Dans un projet qui implique des obligations pour 40’000 générations, il est irresponsable de ne pas évaluer les plans B, C et D dans le contexte de la demande d’autorisation générale. Ce n’est pas parce que l’on a déjà investi tant de temps, d’argent et d’énergie dans la solution A que l’on nous pardonnera dans quelques siècles de nous être concentrés avec des œillères sur la mise en œuvre d’une idée fixe, sans examiner avec la même minutie les alternatives clairement existantes.

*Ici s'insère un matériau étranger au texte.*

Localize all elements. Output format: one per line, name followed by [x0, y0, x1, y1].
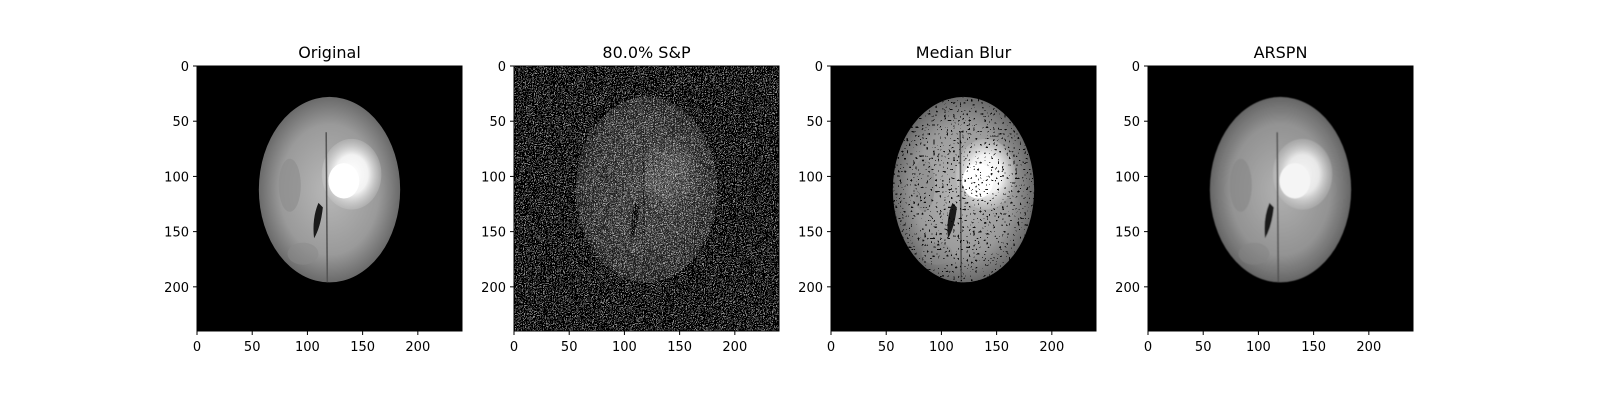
x-tick-label: 0 — [510, 340, 518, 355]
x-tick-label: 150 — [350, 340, 375, 355]
panel-2: 80.0% S&P 0 50 100 150 200 0 50 100 150 200 — [481, 43, 780, 355]
x-tick-label: 100 — [295, 340, 320, 355]
y-tick-label: 0 — [498, 60, 506, 75]
panel-4: ARSPN 0 50 100 150 200 0 50 100 150 200 — [1115, 43, 1414, 355]
y-tick-label: 50 — [806, 115, 823, 130]
x-tick-label: 0 — [193, 340, 201, 355]
y-tick-label: 0 — [181, 60, 189, 75]
panel-title: ARSPN — [1254, 43, 1308, 62]
y-tick-label: 50 — [1123, 115, 1140, 130]
y-tick-label: 150 — [798, 226, 823, 241]
x-tick-label: 200 — [1039, 340, 1064, 355]
image-brain-mri-axial-slice — [197, 66, 462, 331]
y-tick-label: 200 — [798, 281, 823, 296]
image-median-filtered-slice — [831, 66, 1096, 331]
y-tick-label: 200 — [481, 281, 506, 296]
y-tick-label: 100 — [481, 170, 506, 185]
x-tick-label: 50 — [561, 340, 578, 355]
image-salt-and-pepper-noisy-slice — [514, 66, 779, 331]
axes-frame — [513, 65, 780, 332]
y-tick-label: 50 — [489, 115, 506, 130]
y-tick-label: 150 — [1115, 226, 1140, 241]
y-tick-label: 200 — [1115, 281, 1140, 296]
x-tick-label: 0 — [827, 340, 835, 355]
y-tick-label: 200 — [164, 281, 189, 296]
x-tick-label: 200 — [1356, 340, 1381, 355]
panel-title: Original — [298, 43, 361, 62]
y-tick-label: 0 — [1132, 60, 1140, 75]
x-tick-label: 150 — [984, 340, 1009, 355]
x-tick-label: 150 — [1301, 340, 1326, 355]
x-tick-label: 150 — [667, 340, 692, 355]
x-tick-label: 50 — [1195, 340, 1212, 355]
y-tick-label: 100 — [798, 170, 823, 185]
axes-frame — [196, 65, 463, 332]
x-tick-label: 0 — [1144, 340, 1152, 355]
x-tick-label: 200 — [722, 340, 747, 355]
y-tick-label: 100 — [164, 170, 189, 185]
x-tick-label: 200 — [405, 340, 430, 355]
x-tick-label: 100 — [612, 340, 637, 355]
x-tick-label: 50 — [878, 340, 895, 355]
y-tick-label: 50 — [172, 115, 189, 130]
panel-title: Median Blur — [916, 43, 1012, 62]
y-tick-label: 150 — [481, 226, 506, 241]
y-tick-label: 0 — [815, 60, 823, 75]
panel-1: Original 0 50 100 150 200 0 50 100 150 200 — [164, 43, 463, 355]
panel-title: 80.0% S&P — [602, 43, 691, 62]
x-tick-label: 50 — [244, 340, 261, 355]
axes-frame — [830, 65, 1097, 332]
panel-3: Median Blur 0 50 100 150 200 0 50 100 150 200 — [798, 43, 1097, 355]
x-tick-label: 100 — [929, 340, 954, 355]
y-tick-label: 150 — [164, 226, 189, 241]
y-tick-label: 100 — [1115, 170, 1140, 185]
image-arspn-restored-slice — [1148, 66, 1413, 331]
x-tick-label: 100 — [1246, 340, 1271, 355]
axes-frame — [1147, 65, 1414, 332]
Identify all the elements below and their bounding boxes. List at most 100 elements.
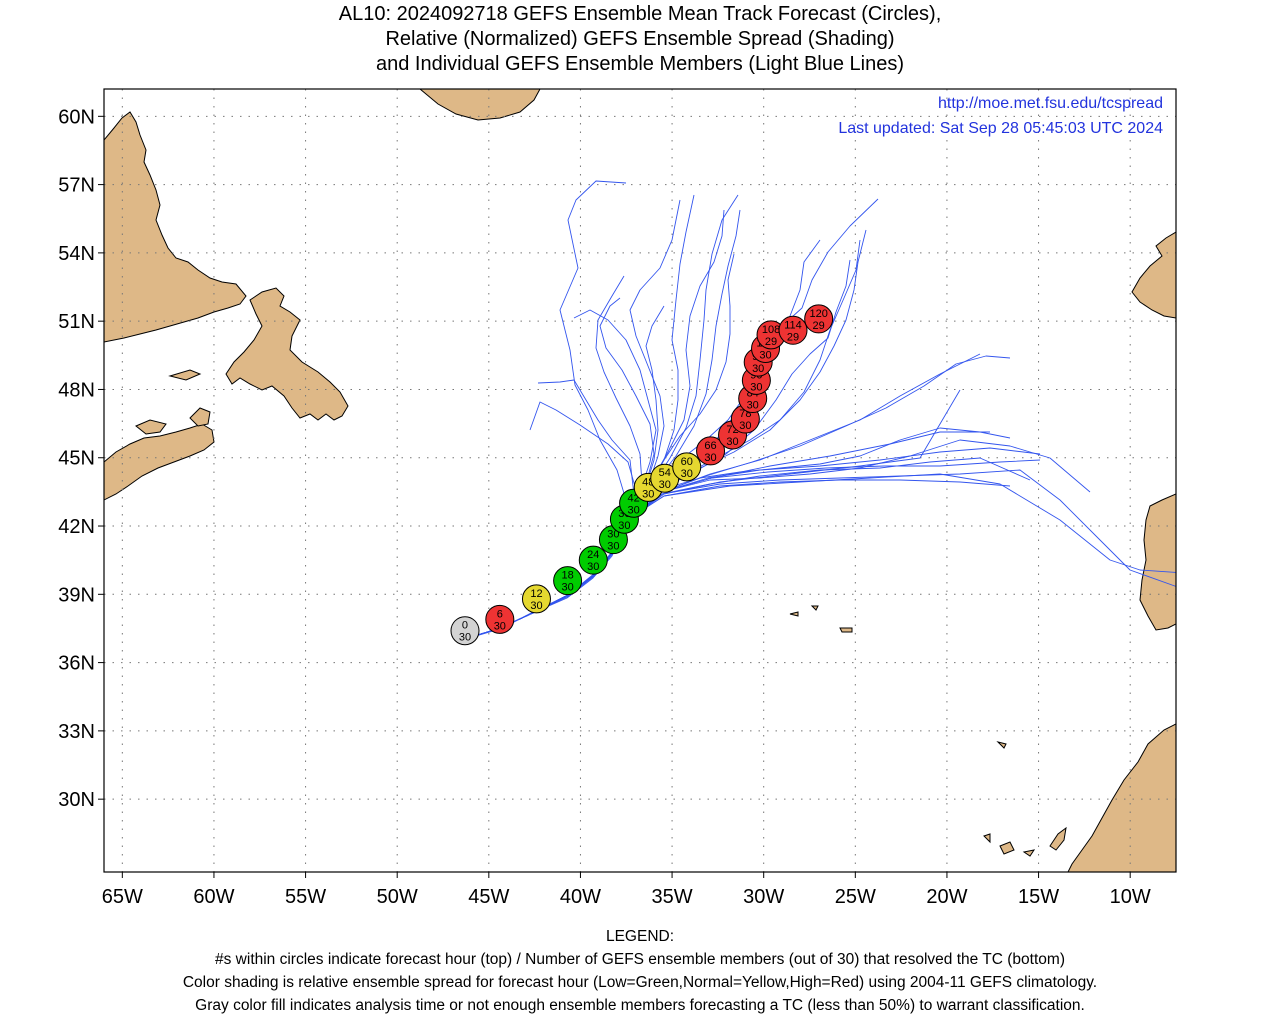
lat-label: 30N (58, 789, 95, 811)
forecast-hour-label: 114 (784, 319, 802, 331)
member-count-label: 30 (750, 381, 762, 393)
longitude-labels: 65W 60W 55W 50W 45W 40W 35W 30W 25W 20W 15W 10W (102, 872, 1151, 908)
member-track (461, 198, 879, 641)
title-line-3: and Individual GEFS Ensemble Members (Li… (375, 53, 905, 75)
land-pei (135, 419, 167, 435)
chart-title: AL10: 2024092718 GEFS Ensemble Mean Trac… (0, 2, 1280, 77)
member-track (461, 253, 735, 641)
member-count-label: 30 (642, 488, 654, 500)
title-line-1: AL10: 2024092718 GEFS Ensemble Mean Trac… (338, 3, 942, 25)
legend-line-3: Gray color fill indicates analysis time … (195, 997, 1085, 1014)
source-url: http://moe.met.fsu.edu/tcspread (938, 95, 1163, 112)
lat-label: 57N (58, 175, 95, 197)
land-canary-islands (983, 826, 1067, 857)
title-line-2: Relative (Normalized) GEFS Ensemble Spre… (385, 28, 895, 50)
member-count-label: 29 (787, 331, 799, 343)
land-labrador (104, 111, 247, 343)
member-track (461, 469, 1176, 641)
lon-label: 30W (743, 886, 784, 908)
lon-label: 65W (102, 886, 143, 908)
track-circle (553, 566, 583, 596)
member-count-label: 30 (726, 436, 738, 448)
forecast-hour-label: 120 (809, 308, 827, 320)
land-africa (1067, 723, 1176, 872)
member-count-label: 30 (659, 479, 671, 491)
lon-label: 40W (560, 886, 601, 908)
forecast-hour-label: 60 (681, 456, 693, 468)
forecast-hour-label: 66 (704, 440, 716, 452)
member-count-label: 30 (752, 363, 764, 375)
member-count-label: 30 (627, 504, 639, 516)
member-track (461, 239, 821, 641)
member-count-label: 29 (765, 336, 777, 348)
member-count-label: 30 (587, 561, 599, 573)
member-count-label: 29 (813, 320, 825, 332)
plot-frame (103, 88, 1177, 873)
member-count-label: 30 (759, 349, 771, 361)
lat-label: 48N (58, 379, 95, 401)
member-track (461, 473, 1176, 641)
land-anticosti (168, 369, 202, 381)
member-count-label: 30 (459, 632, 471, 644)
lat-label: 54N (58, 243, 95, 265)
lon-label: 45W (468, 886, 509, 908)
land-madeira (996, 741, 1007, 749)
lat-label: 60N (58, 106, 95, 128)
last-updated: Last updated: Sat Sep 28 05:45:03 UTC 20… (838, 120, 1163, 137)
land-masses (104, 89, 1176, 872)
land-greenland (419, 89, 541, 121)
land-ireland (1131, 231, 1176, 319)
legend-line-1: #s within circles indicate forecast hour… (215, 951, 1065, 968)
member-count-label: 30 (704, 452, 716, 464)
lon-label: 60W (193, 886, 234, 908)
land-cape-breton (189, 407, 211, 427)
member-count-label: 30 (618, 520, 630, 532)
member-track (461, 479, 1011, 641)
mean-track-circles: 0306301230183024303030363042304830543060… (450, 304, 834, 646)
legend-line-2: Color shading is relative ensemble sprea… (182, 974, 1098, 991)
forecast-hour-label: 12 (530, 588, 542, 600)
lat-label: 39N (58, 584, 95, 606)
member-count-label: 30 (607, 541, 619, 553)
member-track (461, 459, 1041, 641)
lon-label: 15W (1018, 886, 1059, 908)
forecast-hour-label: 54 (659, 467, 671, 479)
land-azores (789, 605, 853, 633)
track-circle (696, 436, 726, 466)
lon-label: 55W (285, 886, 326, 908)
forecast-hour-label: 30 (607, 529, 619, 541)
legend-heading: LEGEND: (605, 928, 675, 945)
member-track (461, 180, 627, 641)
mean-track-point: 630 (485, 604, 515, 634)
member-track (461, 229, 867, 641)
latitude-labels: 60N 57N 54N 51N 48N 45N 42N 39N 36N 33N 30N (58, 106, 104, 811)
lat-label: 36N (58, 653, 95, 675)
track-circle (778, 315, 808, 345)
track-circle (578, 545, 608, 575)
member-track (461, 439, 1091, 641)
forecast-hour-label: 18 (561, 570, 573, 582)
mean-track-point: 030 (450, 616, 480, 646)
member-count-label: 30 (747, 400, 759, 412)
lat-label: 42N (58, 516, 95, 538)
forecast-hour-label: 6 (497, 608, 503, 620)
member-count-label: 30 (561, 582, 573, 594)
forecast-hour-label: 0 (462, 620, 468, 632)
lon-label: 25W (835, 886, 876, 908)
legend: LEGEND: #s within circles indicate forec… (0, 925, 1280, 1017)
land-iberia (1139, 493, 1176, 631)
lat-label: 33N (58, 721, 95, 743)
land-newfoundland (225, 287, 349, 421)
track-circle (804, 304, 834, 334)
member-count-label: 30 (494, 620, 506, 632)
track-circle (485, 604, 515, 634)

Les échanges dans le cadre du Forum «OPALINUS» [2] du 7 mai 2024 ont clairement montré qu’il est indispensable, dans le contexte de la demande d’autorisation générale, d’élaborer également des alternatives avec le même souci du détail. La Nagra se facilite trop la tâche en voulant déléguer cette tâche aux politiques. En tant que mandataire des responsables de la gestion des déchets, c’est sa mission première que d’élaborer et de présenter des variantes. Si elle ne le fait pas, le boomerang reviendra un jour ou l’autre, même s’il s’agit des générations futures. Il devrait être dans l’intérêt de la Nagra d’empêcher cela.
[1] voir p.ex.: https://www.youtube.com/watch?v=b0zTN1n_VA&pp=ygUgTGFuZGVzZ3JlbnplbiBFdXJvcGEgMjAwMCBKYWhyZW4%3D
[2] «OPALINUS-EXCHANGE» est une plateforme d’information et de discussion de l’«Organe indépendant d’accompagnement Dépôt en couches géologiques profondes USBT», coordonné par Harald Jenny (www.sicoa.ch/USBT).